Medication Documentation
Question:
We are switching to a new EHR system. We have not always had great compliance with our providers documenting what we feel needs to be documented so we want to do it right. Are you able to advise what should be included in the medical record when the provider administers medications, for example intra-articularly?
Answer:
Thank you for your Question:. Like you, we find in audits that providers do not always include the basic information required to select and submit a HCPCS code for medications. In Orthopaedics, this is most commonly related to injections to tendons, nerves, joints to name a few anatomic locations.

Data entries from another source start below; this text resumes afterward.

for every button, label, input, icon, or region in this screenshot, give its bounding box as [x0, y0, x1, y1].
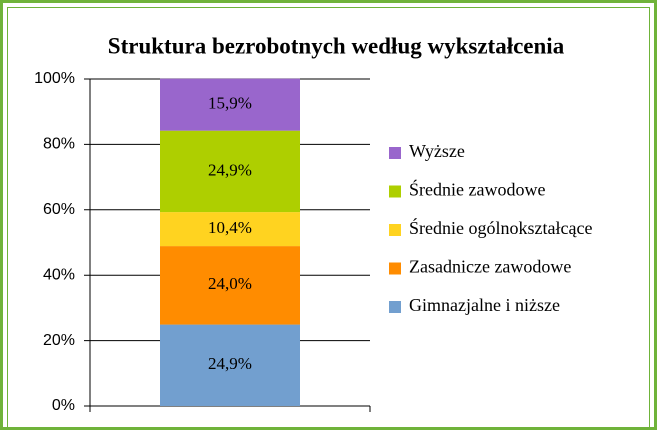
value-label: 24,9% [208, 354, 252, 373]
value-label: 24,9% [208, 160, 252, 179]
y-tick-label: 20% [43, 332, 75, 349]
legend-label: Gimnazjalne i niższe [409, 295, 560, 315]
legend-swatch [389, 147, 401, 159]
y-tick-label: 0% [52, 397, 75, 414]
value-label: 15,9% [208, 94, 252, 113]
inner-frame [7, 7, 650, 428]
value-label: 24,0% [208, 274, 252, 293]
legend-swatch [389, 224, 401, 236]
bar-segment [160, 78, 300, 131]
legend-label: Wyższe [409, 141, 465, 161]
y-tick-label: 40% [43, 266, 75, 283]
bar-segment [160, 130, 300, 213]
y-tick-label: 100% [34, 70, 75, 87]
legend-label: Średnie zawodowe [409, 179, 545, 200]
chart-title: Struktura bezrobotnych według wykształce… [108, 33, 565, 58]
bar-segment [160, 246, 300, 325]
y-tick-label: 60% [43, 201, 75, 218]
bar-segment [160, 212, 300, 247]
legend-swatch [389, 301, 401, 313]
legend-swatch [389, 262, 401, 275]
y-tick-label: 80% [43, 136, 75, 153]
legend-swatch [389, 185, 401, 198]
legend-label: Zasadnicze zawodowe [409, 257, 571, 277]
value-label: 10,4% [208, 218, 252, 237]
bar-segment [160, 324, 300, 406]
legend-label: Średnie ogólnokształcące [409, 217, 592, 238]
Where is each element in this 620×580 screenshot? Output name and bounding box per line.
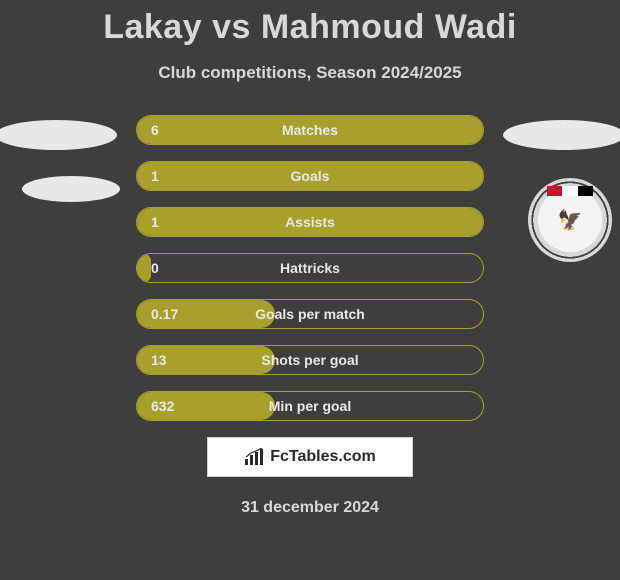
- stat-bar-min-per-goal: 632 Min per goal: [136, 391, 484, 421]
- bar-label: Shots per goal: [261, 352, 358, 368]
- bar-label: Min per goal: [269, 398, 351, 414]
- page-subtitle: Club competitions, Season 2024/2025: [0, 63, 620, 83]
- flag-stripe: [547, 186, 562, 196]
- decor-ellipse-right-1: [503, 120, 620, 150]
- page-date: 31 december 2024: [0, 499, 620, 517]
- bar-value: 1: [151, 214, 159, 230]
- bar-value: 632: [151, 398, 174, 414]
- bar-label: Assists: [285, 214, 335, 230]
- flag-stripe: [562, 186, 577, 196]
- bar-label: Goals per match: [255, 306, 365, 322]
- stat-bar-goals: 1 Goals: [136, 161, 484, 191]
- stat-bar-assists: 1 Assists: [136, 207, 484, 237]
- eagle-icon: 🦅: [558, 208, 583, 233]
- bar-value: 13: [151, 352, 167, 368]
- bar-value: 6: [151, 122, 159, 138]
- stats-bars: 6 Matches 1 Goals 1 Assists 0 Hattricks …: [136, 115, 484, 421]
- stat-bar-matches: 6 Matches: [136, 115, 484, 145]
- decor-ellipse-left-2: [22, 176, 120, 202]
- bar-label: Goals: [291, 168, 330, 184]
- bar-fill: [137, 254, 151, 282]
- bar-value: 0: [151, 260, 159, 276]
- flag-stripe: [578, 186, 593, 196]
- bar-value: 1: [151, 168, 159, 184]
- stat-bar-hattricks: 0 Hattricks: [136, 253, 484, 283]
- emblem-flag: [547, 186, 593, 196]
- bar-label: Matches: [282, 122, 338, 138]
- team-emblem: 🦅: [528, 178, 612, 262]
- page-title: Lakay vs Mahmoud Wadi: [0, 0, 620, 47]
- source-label: FcTables.com: [270, 448, 376, 466]
- bar-value: 0.17: [151, 306, 178, 322]
- chart-icon: [244, 448, 266, 466]
- bar-label: Hattricks: [280, 260, 340, 276]
- stat-bar-goals-per-match: 0.17 Goals per match: [136, 299, 484, 329]
- decor-ellipse-left-1: [0, 120, 117, 150]
- source-badge: FcTables.com: [207, 437, 413, 477]
- stat-bar-shots-per-goal: 13 Shots per goal: [136, 345, 484, 375]
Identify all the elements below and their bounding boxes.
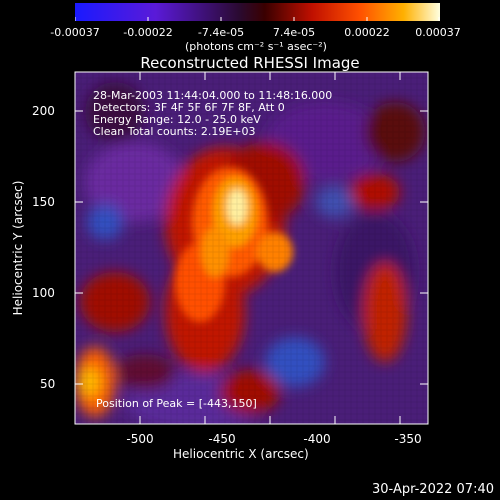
y-tick-label: 200 [32,104,55,118]
x-tick-label: -350 [394,432,422,446]
y-tick-label: 50 [40,377,56,391]
colorbar-tick-label: 7.4e-05 [272,26,316,39]
rhessi-image [75,72,428,424]
info-energy-range: Energy Range: 12.0 - 25.0 keV [93,113,261,126]
colorbar-tick-label: 0.00022 [344,26,390,39]
y-tick-label: 100 [32,286,55,300]
info-time-range: 28-Mar-2003 11:44:04.000 to 11:48:16.000 [93,89,333,102]
timestamp: 30-Apr-2022 07:40 [372,482,494,497]
info-clean-counts: Clean Total counts: 2.19E+03 [93,125,256,138]
x-tick-label: -400 [303,432,331,446]
colorbar-tick-label: -0.00037 [50,26,100,39]
colorbar-tick-label: -7.4e-05 [197,26,245,39]
x-tick-label: -450 [208,432,236,446]
peak-position: Position of Peak = [-443,150] [96,397,257,410]
x-axis-label: Heliocentric X (arcsec) [173,447,309,461]
info-detectors: Detectors: 3F 4F 5F 6F 7F 8F, Att 0 [93,101,285,114]
colorbar-units: (photons cm⁻² s⁻¹ asec⁻²) [185,40,327,53]
colorbar-tick-label: 0.00037 [415,26,461,39]
colorbar-tick-label: -0.00022 [123,26,173,39]
y-tick-label: 150 [32,195,55,209]
color-bar [75,3,440,21]
y-axis-label: Heliocentric Y (arcsec) [11,180,25,316]
x-tick-label: -500 [126,432,154,446]
plot-title: Reconstructed RHESSI Image [140,54,360,72]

Documentation should include the medication name, dosage (mg or mg/ml), the route of administration and location (e.g. flexor tendon sheath, tendon insertion site, left shoulder subacromial space). In Orthopaedics, for example, J3301 describes Triamcinolone Acetonide, 10 Mg/ml. Vials for this medication commonly are available in 40 mg/ml or 80 mg/ml vial concentrations. If the physician states that “2ml” was injected into the right knee joint, it is not known if 80 mg or 160 mg was injected without the concentration. The impact, other than recording the incorrect dose, may result in incorrect reporting of the J code. 1 milliliter of Triamcinolone 40 mg/ml is reported as J3301 x 4 units; 1 ml of Triamcinolone 80 mg/ml is reported as J3301 x 8. In the example of “2ml”, the variance would be J3301 x 8 versus J3301 x 16.
Also include documentation of patient tolerance or reactions to the medications and instructions for follow-up monitoring. Don’t forget to record include wastage of drugs as appropriate and instructed by the payor, using modifier JW.
*This response is based on the best information available as of 03/18/21.